Cuando llegó el correo de aprobación de mi primera foto, sentí que el proyecto finalmente había tomado tracción. Con ese primer visto bueno como referencia, empecé a subir el segundo lote con más confianza, ya entendiendo mejor qué buscaban los moderadores.

El segundo lote lo preparé con más criterio. Ya no era solo «subir fotos lindas», sino fotos que cumplieran los estándares técnicos y que tuvieran utilidad real para alguien que estuviera diseñando un sitio web. Eso me hizo ser más selectiva: de una carpeta con decenas de candidatas, terminé enviando solo las que realmente creía que podían ser descargadas y usadas por otra persona.

De este lote aprendí varias cosas que no había asimilado del todo en el primero:

  • La nitidez pesa muchísimo. Una foto bonita pero ligeramente desenfocada no pasa. El moderador necesita píxeles claros, no interpretaciones artísticas del enfoque.
  • La composición importa tanto como la resolución. Fotos bien centradas, con horizonte nivelado y sin elementos distractores en los bordes tienen mucho mejor tasa de aprobación.
  • La descripción en inglés debe ser literal, no poética. «Sunset over a volcano» funciona. «A moment of beauty in the mountains» no dice nada y complica la indexación.
  • Enviar en tandas es mucho mejor que subir una sola foto a la vez. Las tandas de 5 te permiten ajustar rápido si algo no está funcionando.
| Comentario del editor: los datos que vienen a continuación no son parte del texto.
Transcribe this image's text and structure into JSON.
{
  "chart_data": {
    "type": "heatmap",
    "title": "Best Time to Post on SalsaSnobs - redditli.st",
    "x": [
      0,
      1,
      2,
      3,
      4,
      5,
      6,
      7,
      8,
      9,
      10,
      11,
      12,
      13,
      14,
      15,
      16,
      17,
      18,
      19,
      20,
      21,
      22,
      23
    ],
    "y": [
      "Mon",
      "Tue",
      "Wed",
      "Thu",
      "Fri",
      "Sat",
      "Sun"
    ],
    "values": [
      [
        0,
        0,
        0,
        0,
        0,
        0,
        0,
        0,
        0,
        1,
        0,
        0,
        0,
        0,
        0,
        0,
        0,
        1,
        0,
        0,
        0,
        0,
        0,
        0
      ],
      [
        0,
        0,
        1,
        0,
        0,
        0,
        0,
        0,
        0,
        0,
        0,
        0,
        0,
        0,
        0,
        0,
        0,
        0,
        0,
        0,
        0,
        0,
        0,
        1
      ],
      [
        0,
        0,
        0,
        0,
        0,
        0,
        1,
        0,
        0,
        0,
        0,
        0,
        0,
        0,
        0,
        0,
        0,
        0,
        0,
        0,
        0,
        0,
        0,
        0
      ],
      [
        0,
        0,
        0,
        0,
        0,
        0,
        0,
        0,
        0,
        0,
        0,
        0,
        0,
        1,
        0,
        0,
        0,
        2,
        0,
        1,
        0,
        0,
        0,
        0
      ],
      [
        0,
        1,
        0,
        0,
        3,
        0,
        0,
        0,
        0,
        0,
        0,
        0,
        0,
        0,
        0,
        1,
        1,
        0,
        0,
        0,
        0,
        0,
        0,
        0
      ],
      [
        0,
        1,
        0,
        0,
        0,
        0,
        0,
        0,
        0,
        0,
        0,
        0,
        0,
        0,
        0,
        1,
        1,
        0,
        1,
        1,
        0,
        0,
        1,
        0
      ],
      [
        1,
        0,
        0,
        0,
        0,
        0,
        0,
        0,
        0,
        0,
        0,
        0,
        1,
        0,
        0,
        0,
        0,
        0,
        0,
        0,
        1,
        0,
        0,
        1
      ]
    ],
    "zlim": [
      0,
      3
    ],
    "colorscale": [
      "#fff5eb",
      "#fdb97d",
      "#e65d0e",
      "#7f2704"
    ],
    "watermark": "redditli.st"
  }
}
En paralelo, mi sistema de trabajo se volvió más organizado. Creé la carpeta «Evidencias WPCredits» que recomienda la guía y, siguiendo la regla de oro: screenshot antes de cada acción importante, empecé a capturar sistemáticamente cada correo de aprobación, cada envío, cada cambio en mi perfil.

Para este punto del proceso, ya tenía una rutina clara: seleccionar, editar si era necesario, subir en tanda, esperar resultado, y repetir.